Sometimes marine scientific studies are deep explorations into the fundamental processes that underpin ecosystem function, yielding critical insights into management and mitigation in the face of anthropogenic impacts. And sometimes marine scientific studies answer basic questions that many stakeholders and practitioners wouldn’t even think to ask. Questions like: Can you distract a clam?
In “Are giant clams (Tridacna maxima) distractible? A multi-modal study”, researchers from University of California endeavored to understand that very question, devising a simple set of experiments to determine if marine noise could distract Tridacna maxima, the giant clam, and what that might mean for the survival of the species in an increasingly noisy ocean.
In this study, giant clams in the wild were exposed to a variety of treatments involving changes to water flow and recorded motor boat sounds. During exposure, the researchers measured the frequency of mantle twitches. The clams were then perturbed by an object and the speed with which clams responded to that stimulus by closing their shell was documented. Giant clams exposed to either elevated noise, increased flow, or both were twitchier than the control clams. Clams that were exposed to both elevated noise and changes to the local flow regime took longer to react to stimulus.
This is not the only recent study into the impact of marine noise on ocean species. With boat traffic at historic lows, the coronavirus lockdowns provided a rare opportunity to study animal behavior in nearshore ecosystems under a much quieter regime. Ocean Network Canada’s hydrophone array has been operating since 2018 and has recorded an average decline in ocean noise of 1.5 decibels in the open ocean and 4 to 5 decibels near major shipping lanes during the pandemic. This has given scientists the chance to study how human-produced noise impacts southern resident killer whales in the region. Humpback whales in Glacier Bay are similarly experiencing dramatically decreased noise levels, in part due to the shutdown of the regular tourist season.

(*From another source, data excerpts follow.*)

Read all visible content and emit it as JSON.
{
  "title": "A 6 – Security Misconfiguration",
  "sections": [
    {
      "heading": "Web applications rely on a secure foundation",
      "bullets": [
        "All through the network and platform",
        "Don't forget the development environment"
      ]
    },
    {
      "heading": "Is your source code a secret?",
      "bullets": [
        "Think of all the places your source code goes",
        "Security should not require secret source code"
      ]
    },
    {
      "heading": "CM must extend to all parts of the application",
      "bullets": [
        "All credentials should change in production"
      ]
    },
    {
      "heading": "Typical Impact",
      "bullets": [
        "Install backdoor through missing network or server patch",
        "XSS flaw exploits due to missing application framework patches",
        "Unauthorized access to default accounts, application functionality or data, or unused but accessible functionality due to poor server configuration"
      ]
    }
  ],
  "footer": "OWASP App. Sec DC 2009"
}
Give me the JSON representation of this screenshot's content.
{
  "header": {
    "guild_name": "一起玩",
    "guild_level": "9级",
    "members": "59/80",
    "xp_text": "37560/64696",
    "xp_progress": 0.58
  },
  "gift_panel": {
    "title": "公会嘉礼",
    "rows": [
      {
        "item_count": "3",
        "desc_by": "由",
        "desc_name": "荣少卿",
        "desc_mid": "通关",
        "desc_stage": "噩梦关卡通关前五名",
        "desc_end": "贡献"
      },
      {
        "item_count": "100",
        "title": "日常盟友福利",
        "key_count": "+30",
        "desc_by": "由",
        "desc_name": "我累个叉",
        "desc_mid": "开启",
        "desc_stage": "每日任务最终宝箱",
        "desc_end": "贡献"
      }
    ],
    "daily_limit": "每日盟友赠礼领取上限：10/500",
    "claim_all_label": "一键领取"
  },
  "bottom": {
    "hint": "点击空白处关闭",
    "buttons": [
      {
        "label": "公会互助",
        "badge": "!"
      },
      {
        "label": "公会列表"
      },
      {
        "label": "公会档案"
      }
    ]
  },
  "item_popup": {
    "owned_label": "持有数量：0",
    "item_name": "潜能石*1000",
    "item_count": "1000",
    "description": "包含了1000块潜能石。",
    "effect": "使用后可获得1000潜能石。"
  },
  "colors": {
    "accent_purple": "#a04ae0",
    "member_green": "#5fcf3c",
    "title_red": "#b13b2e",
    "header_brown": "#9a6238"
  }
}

The coronavirus pandemic is not the first time that a major disaster has created an opportunity to study the impact of noise on marine species. The landmark paper which first attempted to use a similar shutdown of ship traffic to assess changes in marine animal behavior was conducted in the fall and winter of 2001, when port closures following the September 11 attacks resulted in a significant decline in vessel traffic. That study presented the first evidence that low-frequency ship noise caused chronic stress in marine mammals.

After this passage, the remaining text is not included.